5.0

I am grateful for this book and for the work Tucker continues to do in the adoption community. This was an excellent overview of transracial adoption that I wish I'd had when we started thinking about adoption. While it specifically covers transracial adoption, it's a great, in-depth look at the complexity of adoption, and all members of the adoption triad and their extended family and friends would benefit from reading this.

I appreciate that Tucker wove history and facts about adoption in between narrative of her own adoption experience, her work as a social worker, and her work as a therapist for adoptees. I also appreciate the emotional labor that Tucker must have poured into this book. Nearly all of my research leading up to the birth and adoption of my son was written by and centered the voices and experiences of (mostly white) adoptive parents. However, I've learned far more once I found places to listen to adoptee voices, and I'm thankful for the adoptees who choose to share. I hope my parenting and my relationships with my son and his family reflect that.

Takeaways:
1. Adoptees should always be centered.
2. Adoptees should never feel forced to feel grateful.
3. Open adoption is healthy for all involved except in rare cases.

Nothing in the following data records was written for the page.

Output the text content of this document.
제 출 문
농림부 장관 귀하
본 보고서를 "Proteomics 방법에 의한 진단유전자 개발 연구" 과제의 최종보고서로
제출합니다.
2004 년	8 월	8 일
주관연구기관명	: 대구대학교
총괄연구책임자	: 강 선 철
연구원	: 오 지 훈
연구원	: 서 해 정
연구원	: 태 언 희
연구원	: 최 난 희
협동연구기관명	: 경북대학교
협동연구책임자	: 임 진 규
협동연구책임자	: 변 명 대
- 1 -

"A common through line is for adoptees to conceal their burdens from their adoptive family to make everyone around them comfortable."

"Black children adopted into white families were losing their connection to Black culture and family in a very segregated country. This was most profoundly articulated by the National Association of Black Social Workers, who called transracial adoption "racial genocide" in a 1972 position paper, saying they had taken a 'vehement stand against the placement of black children in white homes for any reason.' The writers stated that white families would not be able to teach Black children how to deal with racism and that transracial adoptions were done with the benefit of the white family in mind, rather than the benefit of the Black child."

"In the Adoptee Lounge, we can utter seeming contradictions, like one I've wrestled with my entire life: I love my adoptive parents. And I wish I wasn't adopted."

"After a minute I told her I really liked her answer, that adoption isn't actually all that cool. Giving her additional permission, I add: "If you feel like you need to tack on another sentence, how about adding, 'That's actually a very sensitive and private question'?"

"Children whose adoptive parents rarely discuss the absent birth parents or birth siblings feel the loss more keenly. In a study of young adults adoptees published in a 2005 issue of the Journal of Social and Personal Relationships, sociocultural researchers Kimberly Powell and Tamara Afifi correlate heightened ambiguous loss symptoms with children and youth who lack information about their birth parents and who have lived with a family who failed to honor the adoptees' connection with their family or culture of origin."

"When the relinquishment trauma happens before the age of three, the memories of trauma are stored in the unconscious part of the brain as implicit memories. Implicit memories are not coded in the brain as coherent, but as broken sensory and emotional fragments-images, sounds, and physical sensations. I felt this fragmented sensation as a hole in my heart. Something-someone-was always missing. The traumatized brain responds with fight, flight, freeze or fawning (people pleasing) when the implicit trauma memories are triggered."

"I apologize for the presumption that you'd been saved and provided a better life. I can see now, what you were actually given as a result of adoption was a different life."